With 4.3.0 finally having its eyes on the cage door, the next milestone is Txp 5. First the good news: it will not fail where Crockery (Txp 4.1) did. Partly this is due to a planned split in the codebase instead of difficult concurrent branch development, with which I can now wholly sympathise. How the dev team at the time kept it up for as long as they did is beyond me.

Secondly: how do we, as a team of three, manage such a huge undertaking in a timely fashion? Given that my wish list of things to change in Txp 5 is as long as the road down Death Valley, it’s going to be a challenge.
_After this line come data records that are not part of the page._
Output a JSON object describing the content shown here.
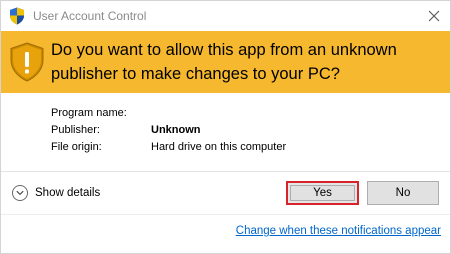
{
  "window": {
    "title": "User Account Control"
  },
  "banner": {
    "message": "Do you want to allow this app from an unknown publisher to make changes to your PC?",
    "color": "#f5b82e"
  },
  "details": {
    "program_name_label": "Program name:",
    "program_name_value": "",
    "publisher_label": "Publisher:",
    "publisher_value": "Unknown",
    "file_origin_label": "File origin:",
    "file_origin_value": "Hard drive on this computer"
  },
  "actions": {
    "show_details_label": "Show details",
    "yes_label": "Yes",
    "no_label": "No",
    "highlight_color": "#d9232c"
  },
  "footer": {
    "notifications_link": "Change when these notifications appear",
    "link_color": "#0066cc"
  },
  "icons": {
    "title": "uac-shield-icon",
    "banner": "warning-shield-icon",
    "close": "close-icon",
    "details_toggle": "chevron-down-icon"
  }
}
Many proposals have been put forth with varying degrees of severity:

  • Phase the release into a series of drops
  • Invite other devs to bolster the team
  • Encourage more patch submissions: this would probably involve changing the out-dated domo-list subscription model because it feels very tired and unfriendly to me
  • Move to a different repo that is more fork-friendly to spawn more widespread community involvement: Github springs to mind
  • Organise a hack-a-thon where we invite a tonne of Txpers somewhere and see how much we can get done in a weekend
  • Ditch the codebase and use Rails / MVC

I’m sure there are more. At this point I can’t say which, if any, are going to help or hinder development of our beloved toolset; opinions are fiercely divided.
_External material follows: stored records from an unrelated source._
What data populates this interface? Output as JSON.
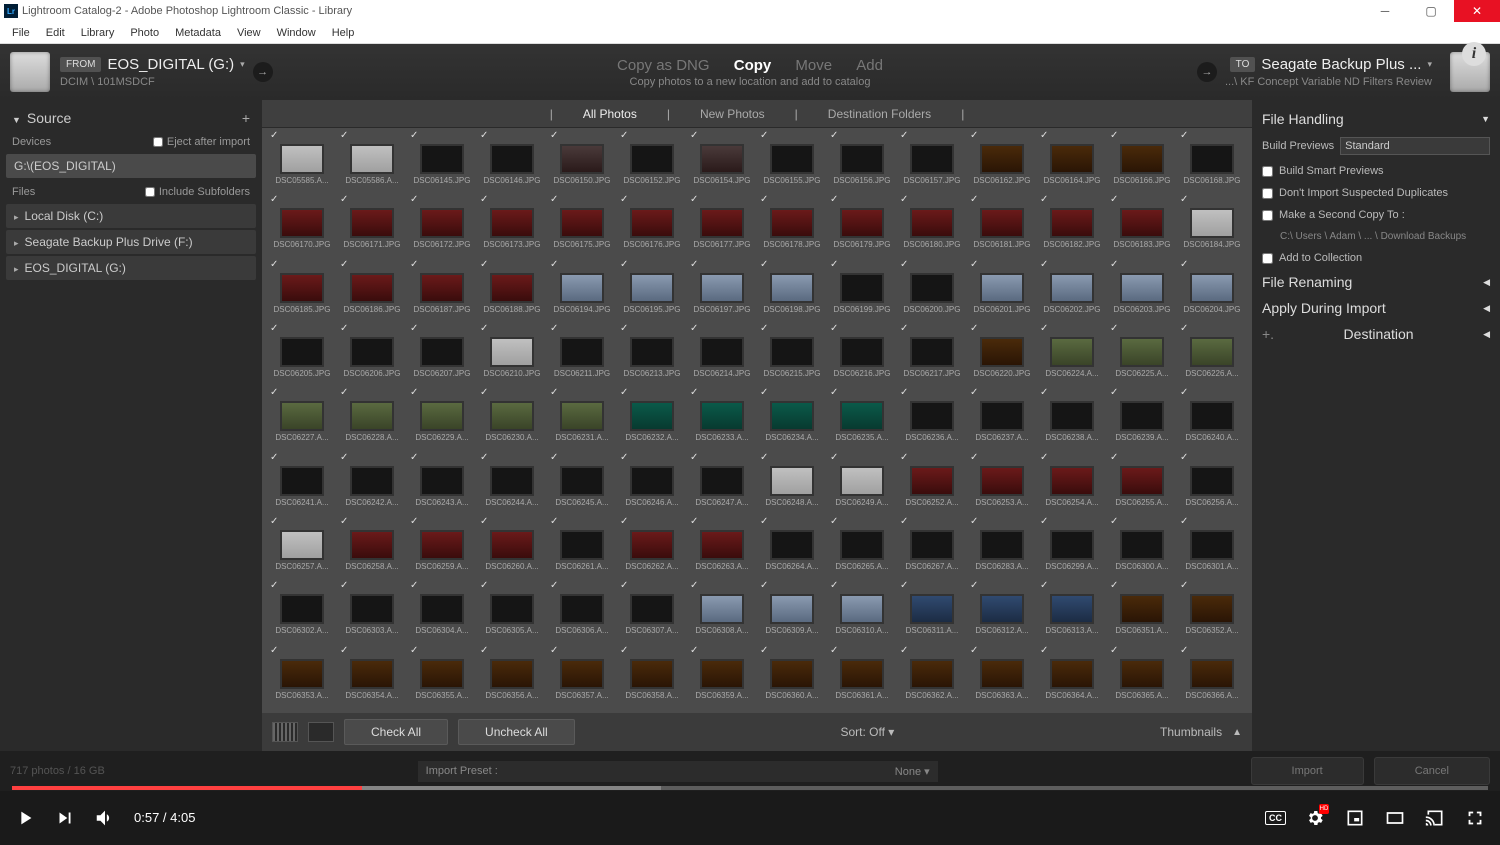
{
  "window": {
    "title": "Lightroom Catalog-2 - Adobe Photoshop Lightroom Classic - Library",
    "icon_text": "Lr"
  },
  "menubar": [
    "File",
    "Edit",
    "Library",
    "Photo",
    "Metadata",
    "View",
    "Window",
    "Help"
  ],
  "header": {
    "from_tag": "FROM",
    "from_title": "EOS_DIGITAL (G:)",
    "from_path": "DCIM \\ 101MSDCF",
    "modes": {
      "dng": "Copy as DNG",
      "copy": "Copy",
      "move": "Move",
      "add": "Add"
    },
    "mode_sub": "Copy photos to a new location and add to catalog",
    "to_tag": "TO",
    "to_title": "Seagate Backup Plus ...",
    "to_path": "...\\ KF Concept Variable ND Filters Review"
  },
  "left": {
    "source_title": "Source",
    "devices_label": "Devices",
    "eject_label": "Eject after import",
    "device_item": "G:\\(EOS_DIGITAL)",
    "files_label": "Files",
    "include_sub_label": "Include Subfolders",
    "drives": [
      "Local Disk (C:)",
      "Seagate Backup Plus Drive (F:)",
      "EOS_DIGITAL (G:)"
    ]
  },
  "center": {
    "tabs": {
      "all": "All Photos",
      "new": "New Photos",
      "dest": "Destination Folders"
    },
    "check_all": "Check All",
    "uncheck_all": "Uncheck All",
    "sort_label": "Sort:",
    "sort_value": "Off",
    "thumbnails_label": "Thumbnails",
    "filenames": [
      "DSC05585.A...",
      "DSC05586.A...",
      "DSC06145.JPG",
      "DSC06146.JPG",
      "DSC06150.JPG",
      "DSC06152.JPG",
      "DSC06154.JPG",
      "DSC06155.JPG",
      "DSC06156.JPG",
      "DSC06157.JPG",
      "DSC06162.JPG",
      "DSC06164.JPG",
      "DSC06166.JPG",
      "DSC06168.JPG",
      "DSC06170.JPG",
      "DSC06171.JPG",
      "DSC06172.JPG",
      "DSC06173.JPG",
      "DSC06175.JPG",
      "DSC06176.JPG",
      "DSC06177.JPG",
      "DSC06178.JPG",
      "DSC06179.JPG",
      "DSC06180.JPG",
      "DSC06181.JPG",
      "DSC06182.JPG",
      "DSC06183.JPG",
      "DSC06184.JPG",
      "DSC06185.JPG",
      "DSC06186.JPG",
      "DSC06187.JPG",
      "DSC06188.JPG",
      "DSC06194.JPG",
      "DSC06195.JPG",
      "DSC06197.JPG",
      "DSC06198.JPG",
      "DSC06199.JPG",
      "DSC06200.JPG",
      "DSC06201.JPG",
      "DSC06202.JPG",
      "DSC06203.JPG",
      "DSC06204.JPG",
      "DSC06205.JPG",
      "DSC06206.JPG",
      "DSC06207.JPG",
      "DSC06210.JPG",
      "DSC06211.JPG",
      "DSC06213.JPG",
      "DSC06214.JPG",
      "DSC06215.JPG",
      "DSC06216.JPG",
      "DSC06217.JPG",
      "DSC06220.JPG",
      "DSC06224.A...",
      "DSC06225.A...",
      "DSC06226.A...",
      "DSC06227.A...",
      "DSC06228.A...",
      "DSC06229.A...",
      "DSC06230.A...",
      "DSC06231.A...",
      "DSC06232.A...",
      "DSC06233.A...",
      "DSC06234.A...",
      "DSC06235.A...",
      "DSC06236.A...",
      "DSC06237.A...",
      "DSC06238.A...",
      "DSC06239.A...",
      "DSC06240.A...",
      "DSC06241.A...",
      "DSC06242.A...",
      "DSC06243.A...",
      "DSC06244.A...",
      "DSC06245.A...",
      "DSC06246.A...",
      "DSC06247.A...",
      "DSC06248.A...",
      "DSC06249.A...",
      "DSC06252.A...",
      "DSC06253.A...",
      "DSC06254.A...",
      "DSC06255.A...",
      "DSC06256.A...",
      "DSC06257.A...",
      "DSC06258.A...",
      "DSC06259.A...",
      "DSC06260.A...",
      "DSC06261.A...",
      "DSC06262.A...",
      "DSC06263.A...",
      "DSC06264.A...",
      "DSC06265.A...",
      "DSC06267.A...",
      "DSC06283.A...",
      "DSC06299.A...",
      "DSC06300.A...",
      "DSC06301.A...",
      "DSC06302.A...",
      "DSC06303.A...",
      "DSC06304.A...",
      "DSC06305.A...",
      "DSC06306.A...",
      "DSC06307.A...",
      "DSC06308.A...",
      "DSC06309.A...",
      "DSC06310.A...",
      "DSC06311.A...",
      "DSC06312.A...",
      "DSC06313.A...",
      "DSC06351.A...",
      "DSC06352.A...",
      "DSC06353.A...",
      "DSC06354.A...",
      "DSC06355.A...",
      "DSC06356.A...",
      "DSC06357.A...",
      "DSC06358.A...",
      "DSC06359.A...",
      "DSC06360.A...",
      "DSC06361.A...",
      "DSC06362.A...",
      "DSC06363.A...",
      "DSC06364.A...",
      "DSC06365.A...",
      "DSC06366.A..."
    ],
    "thumb_classes": [
      "c-light",
      "c-light",
      "c-dark",
      "c-dark",
      "c-face",
      "c-dark",
      "c-face",
      "c-dark",
      "c-dark",
      "c-dark",
      "c-amber",
      "c-amber",
      "c-amber",
      "c-dark",
      "c-red",
      "c-red",
      "c-red",
      "c-red",
      "c-red",
      "c-red",
      "c-red",
      "c-red",
      "c-red",
      "c-red",
      "c-red",
      "c-red",
      "c-red",
      "c-light",
      "c-red",
      "c-red",
      "c-red",
      "c-red",
      "c-out",
      "c-out",
      "c-out",
      "c-out",
      "c-dark",
      "c-dark",
      "c-out",
      "c-out",
      "c-out",
      "c-out",
      "c-dark",
      "c-dark",
      "c-dark",
      "c-light",
      "c-dark",
      "c-dark",
      "c-dark",
      "c-dark",
      "c-dark",
      "c-dark",
      "c-amber",
      "c-tree",
      "c-tree",
      "c-tree",
      "c-tree",
      "c-tree",
      "c-tree",
      "c-tree",
      "c-tree",
      "c-green",
      "c-green",
      "c-green",
      "c-green",
      "c-dark",
      "c-dark",
      "c-dark",
      "c-dark",
      "c-dark",
      "c-dark",
      "c-dark",
      "c-dark",
      "c-dark",
      "c-dark",
      "c-dark",
      "c-dark",
      "c-light",
      "c-light",
      "c-red",
      "c-red",
      "c-red",
      "c-red",
      "c-dark",
      "c-light",
      "c-red",
      "c-red",
      "c-red",
      "c-dark",
      "c-red",
      "c-red",
      "c-dark",
      "c-dark",
      "c-dark",
      "c-dark",
      "c-dark",
      "c-dark",
      "c-dark",
      "c-dark",
      "c-dark",
      "c-dark",
      "c-dark",
      "c-dark",
      "c-dark",
      "c-out",
      "c-out",
      "c-out",
      "c-blue",
      "c-blue",
      "c-blue",
      "c-amber",
      "c-amber",
      "c-amber",
      "c-amber",
      "c-amber",
      "c-amber",
      "c-amber",
      "c-amber",
      "c-amber",
      "c-amber",
      "c-amber",
      "c-amber",
      "c-amber",
      "c-amber",
      "c-amber",
      "c-amber"
    ]
  },
  "right": {
    "file_handling": "File Handling",
    "build_previews": "Build Previews",
    "build_previews_value": "Standard",
    "smart_previews": "Build Smart Previews",
    "dont_import_dup": "Don't Import Suspected Duplicates",
    "second_copy": "Make a Second Copy To :",
    "second_copy_path": "C:\\ Users \\ Adam \\ ... \\ Download Backups",
    "add_collection": "Add to Collection",
    "file_renaming": "File Renaming",
    "apply_during": "Apply During Import",
    "destination": "Destination"
  },
  "footer": {
    "count_label": "717 photos / 16 GB",
    "preset_label": "Import Preset :",
    "preset_value": "None",
    "import_btn": "Import",
    "cancel_btn": "Cancel"
  },
  "video": {
    "current": "0:57",
    "duration": "4:05",
    "cc": "CC",
    "hd": "HD"
  }
}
My crystal ball is foggy but I can assure you of one thing: while there is breath in my body and a fire inside me for doing things better in the CMS arena, I am going to continue pushing the Textpattern platform as the designers’ choice for the web.

2 of you left a mark

    Julián Landerreche

    Hi Stef,

    thanks for blogging about your work and feelings toward our beloved CMS, and happy to read that you will be coding for it until the last day ;)

    There is currently an ongoing email exchange at txp-dev list, which seems to tackle similar topics.

    I’ve sent you this privately, but this could be a good place to drop it again, as other TXP tinkers/thinkers may want to discuss about it.
    If we can make our TXP-powered websites to spit highly customized/clean/OCD/desired HTML code, could it be possible to do the same for the TXP admin’s “front-end” code?
    This is not an OCD request, but a way to make the admin side cleaner, more reusable, more extensible, and more predictable.
    I know you have been working a lot on this, mainly trying to get rid of tables and having better semantics, classes/ids to hook JS/CSS, so TXP admin side’s underlying building blocks are probably on their way to get better and better.

    So, here are some resources/ideas that, I think, go in the right direction to make TXP admin side a better “framework” for core hackers & plugin authors to work with.

    TXP 6 (Dream version)

    * applying some best practices on front-end coding to TXP Admin side’s underlying code (or “How to fix some of the mess down there, even when Bloke has already been moving many steps forwards”)

    ** implementing Paul Irish’s markup based unobstrusive comprehensive DOM ready execution technique on TXP admin side, helping plugin developers to keep their JS code tidy and sandboxed, and letting other plugin developers trigger/reuse already existing JS non-anonymous function, by having a big, extensible object literal ($.TXP = {}),. Or something like that.1

    ** Achieving a de-facto code standards2 and a set of patterns3 for TXP backend, while trying to applying some concepts (not all) of the so-called OOCSS approach4, a good&simple grid system [5], a simple-but-reliable CSS reset-with-sensible-standards6, while progressively adding some bits of HTML5-friendly markup and throwing away any kind of support for IE6 (and probably IE7 too) on TXP backend.

    [1] http://paulirish.com/2009/markup-based-unobtrusive-comprehensive-dom-ready-execution/
    [2] http://molecularvoices.molecular.com/standards/
    [3] http://developer.fellowshipone.com/patterns/
    [4] http://wiki.github.com/stubbornella/oocss/
    [5] http://www.1kbgrid.com/
    [6] http://sencss.kilianvalkhof.com/

    Thorpe Obazee

    I sure hope you make that github repo and let people fork and contribute via github.

    I really think you’d get more contributors when you really move to github and not some mirror from a svn.

    Wow. That’s just what I wanted to post and it seems that I can’t press the submit button.